Tilburg Frailty Indicator (TFI). The TFI, developed as an integral conceptual model of frailty, comprises two subscales [24]. One subscale addresses the determinants of frailty such as socio-demographics, the latter addresses the level of frailty across physical (8 items), psychological (4 items) and social domains (3 items), and is used in this study, yet it has not previously been explored in SAGE. Items were assessed using self-reported questions as well as several functional tests. Theoretical scores of the TFI range from 0 to 15, with a score of 5 or greater defining frailty [25].
Outcome Measures
Outcome measures were disability, hospitalization at 4 years, and 4- and 7-year all-cause mortality.

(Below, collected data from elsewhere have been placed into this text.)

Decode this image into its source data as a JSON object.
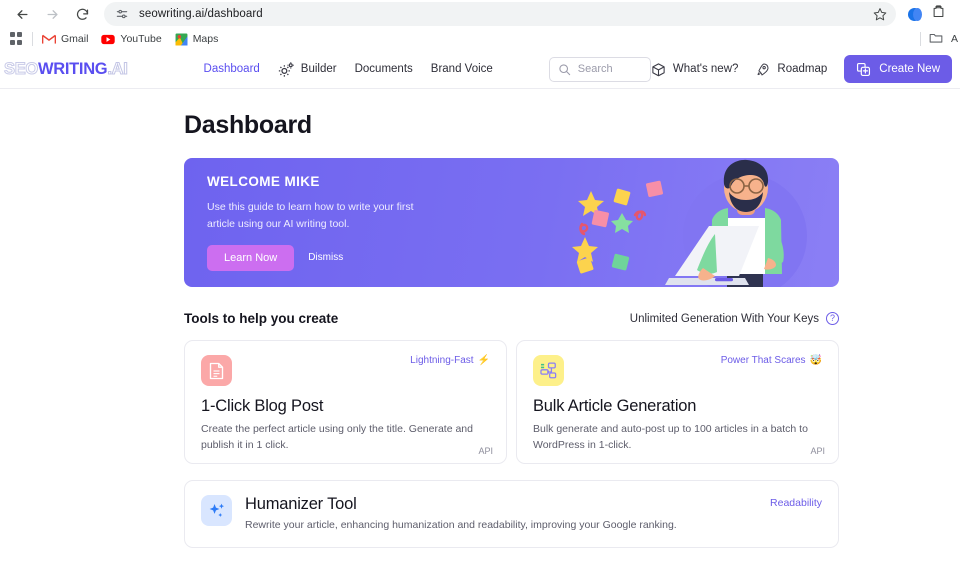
{
  "browser": {
    "url": "seowriting.ai/dashboard",
    "back_icon": "back-arrow-icon",
    "forward_icon": "forward-arrow-icon",
    "reload_icon": "reload-icon",
    "site_settings_icon": "site-settings-icon",
    "star_icon": "bookmark-star-icon",
    "bookmarks": [
      {
        "label": "Gmail",
        "icon": "gmail-icon"
      },
      {
        "label": "YouTube",
        "icon": "youtube-icon"
      },
      {
        "label": "Maps",
        "icon": "maps-icon"
      }
    ]
  },
  "header": {
    "logo": {
      "part1": "SEO",
      "part2": "WRITING",
      "part3": ".AI"
    },
    "nav": [
      {
        "label": "Dashboard",
        "active": true,
        "icon": null
      },
      {
        "label": "Builder",
        "active": false,
        "icon": "gears-icon"
      },
      {
        "label": "Documents",
        "active": false,
        "icon": null
      },
      {
        "label": "Brand Voice",
        "active": false,
        "icon": null
      }
    ],
    "search": {
      "placeholder": "Search",
      "value": "",
      "icon": "search-icon"
    },
    "right_links": [
      {
        "label": "What's new?",
        "icon": "gift-box-icon"
      },
      {
        "label": "Roadmap",
        "icon": "rocket-icon"
      }
    ],
    "create_button": {
      "label": "Create New",
      "icon": "create-new-icon"
    }
  },
  "page": {
    "title": "Dashboard"
  },
  "banner": {
    "title": "WELCOME MIKE",
    "subtitle": "Use this guide to learn how to write your first article using our AI writing tool.",
    "primary_button": "Learn Now",
    "secondary_button": "Dismiss",
    "illustration": "person-with-laptop-illustration",
    "gradient_from": "#6e63ef",
    "gradient_to": "#8b7ff5",
    "primary_button_color": "#cc6ef0"
  },
  "tools": {
    "heading": "Tools to help you create",
    "keys_label": "Unlimited Generation With Your Keys",
    "help_icon": "question-mark-icon",
    "cards": [
      {
        "title": "1-Click Blog Post",
        "description": "Create the perfect article using only the title. Generate and publish it in 1 click.",
        "tag": "Lightning-Fast",
        "tag_emoji": "⚡",
        "footer": "API",
        "icon": "document-icon",
        "icon_bg": "#fba8a8",
        "icon_color": "#ffffff"
      },
      {
        "title": "Bulk Article Generation",
        "description": "Bulk generate and auto-post up to 100 articles in a batch to WordPress in 1-click.",
        "tag": "Power That Scares",
        "tag_emoji": "🤯",
        "footer": "API",
        "icon": "workflow-nodes-icon",
        "icon_bg": "#fdf08a",
        "icon_color": "#8b7ff5"
      }
    ],
    "wide_card": {
      "title": "Humanizer Tool",
      "description": "Rewrite your article, enhancing humanization and readability, improving your Google ranking.",
      "tag": "Readability",
      "icon": "sparkles-icon",
      "icon_bg": "#d9e6ff",
      "icon_color": "#2d7bf7"
    }
  }
}
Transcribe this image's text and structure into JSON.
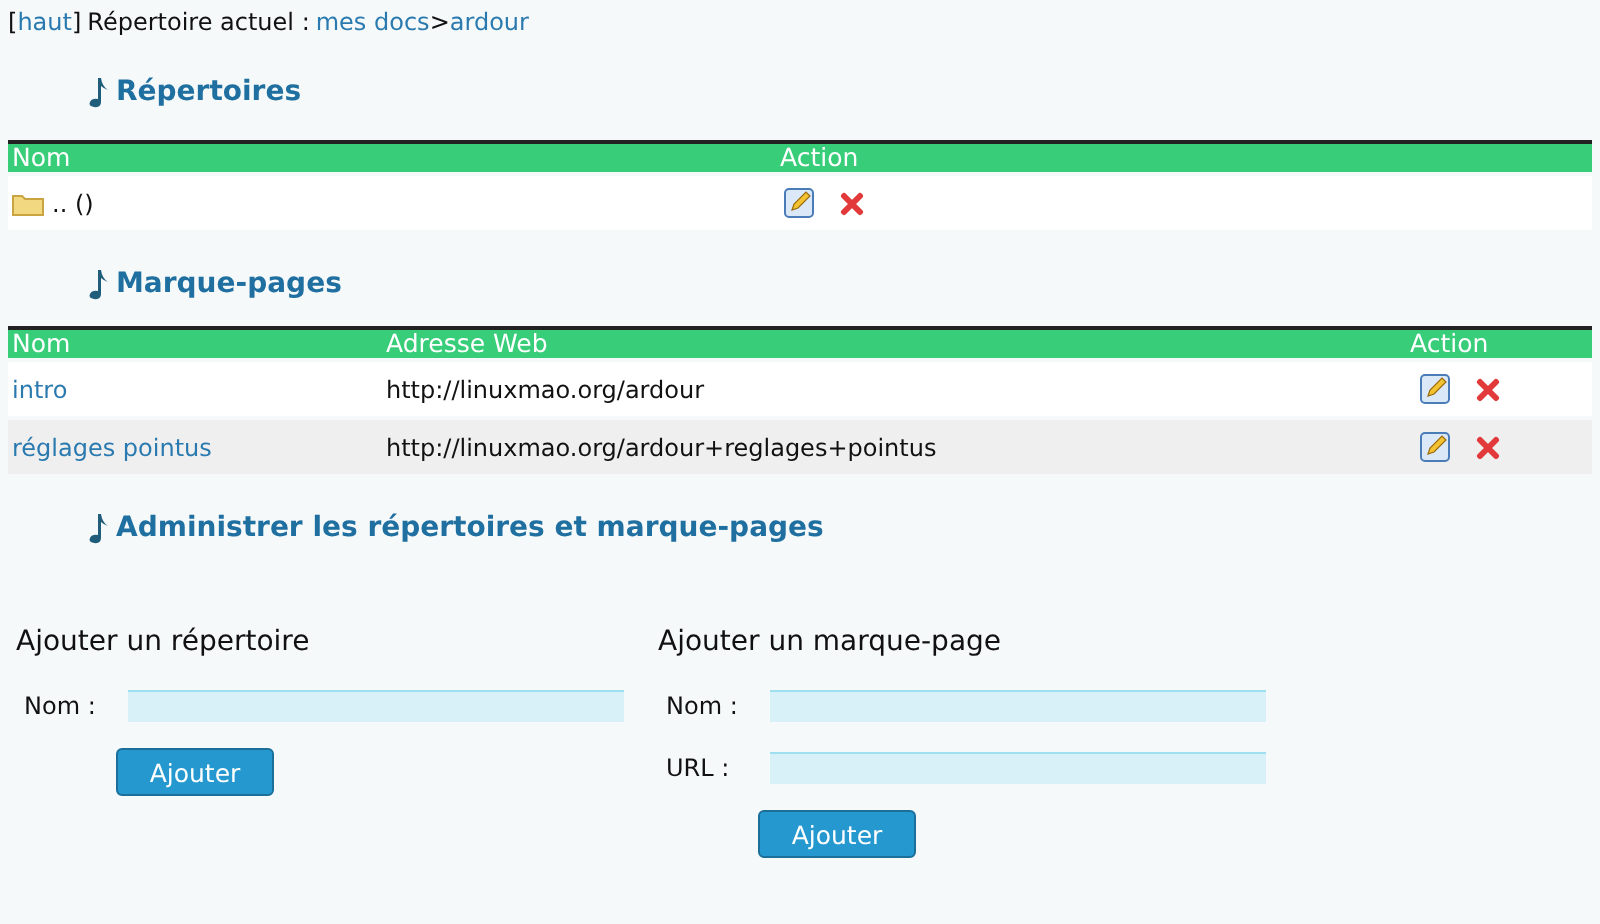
{
  "breadcrumb": {
    "open_bracket": "[",
    "top_link": "haut",
    "close_bracket": "]",
    "label": "Répertoire actuel :",
    "path": [
      {
        "text": "mes docs"
      },
      {
        "text": "ardour"
      }
    ],
    "separator": ">"
  },
  "directories": {
    "heading": "Répertoires",
    "columns": [
      "Nom",
      "Action"
    ],
    "rows": [
      {
        "name": ".. ()"
      }
    ]
  },
  "bookmarks": {
    "heading": "Marque-pages",
    "columns": [
      "Nom",
      "Adresse Web",
      "Action"
    ],
    "rows": [
      {
        "name": "intro",
        "url": "http://linuxmao.org/ardour"
      },
      {
        "name": "réglages pointus",
        "url": "http://linuxmao.org/ardour+reglages+pointus"
      }
    ]
  },
  "admin": {
    "heading": "Administrer les répertoires et marque-pages",
    "forms": [
      {
        "title": "Ajouter un répertoire",
        "fields": [
          {
            "label": "Nom :"
          }
        ],
        "button": "Ajouter"
      },
      {
        "title": "Ajouter un marque-page",
        "fields": [
          {
            "label": "Nom :"
          },
          {
            "label": "URL :"
          }
        ],
        "button": "Ajouter"
      }
    ]
  }
}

Disability was assessed both during 2014/15 and 2018/19 using eight activities of daily living (ADL) tasks (moving around, bathing, dressing, maintaining appearance, getting up from lying down, eating, toileting and controlling urine) [26]. For each ADL task, participants were asked, “Do you have difficulty in” performing the task in the preceding 30 days? The response was in a Likert scale format ranging from “none” to “extreme/cannot”. Respondents were considered as disability if they reported severe or extreme difficulties in performing at least one of the eight tasks listed above; then, the onset of new disability was defined as a newly identified disability during 2018/19. Spending overnight in hospital at least once, ascertained by asking “have you been hospitalized in the prior four years?” during 2018/2019, was regarded as hospitalization. 4- and 7-year all-cause mortality was determined by linking data to the Shanghai Death Registry during 2018/2019 and on December 31, 2021, respectively.
Covariates
Using the literature on disability, hospitalization, and mortality in older adults as a guide, commonly cited risk factors were selected as potential covariates and then identified in the dataset. Hence, covariates include age, sex, marital status (partnered [married/cohabiting], not partnered [separated/divorced/widowed or never married]), educational level achieved (no education, less than primary, primary, secondary or higher), smoking status (never smoked, current smoker or former smoker) and body mass index (BMI). Measured height and weight were used to calculate a standard BMI (calculated as weight in kilograms divided by height in meters squared).
Statistical analysis
Descriptive statistics were presented as either mean (standard deviation) or n (%), with comparisons between four different outcome groups using t-test/Wilcoxon rank-sum test or chi-square test, as appropriate. Logistic regression models were measured to investigate the association of dichotomized frailty status (frail, non-frail (reference)) identified by each scale with adverse outcomes, with results reported as odds ratios (ORs) and 95% confidence intervals (CIs). All regression models were performed unadjusted and then adjusted for the same covariates above (fixed model). For each outcome, a receiver operator characteristic (ROC) curve based on the continuous scores of each scale was created and the area under the curve (AUC) was calculated with their corresponding 95% CIs to assess the unadjusted predictive ability. AUCs were compared using Wilcoxon tests. Frailty prevalence, sensitivity, and specificity for each scale and each outcome were also calculated using the proposed cutoffs, and those above or below the proposed values. We used the following acceptable minimum thresholds: ≥0.60 for AUC [27], ≥ 0.8 for sensitivity [28] and ≥ 0.6 for specificity [28]. Statistical analyses were performed using the SAS software (version 9.4, SAS Institute, Inc., Cary, NC), and a 2-sided p < 0.05 was considered statistically significant.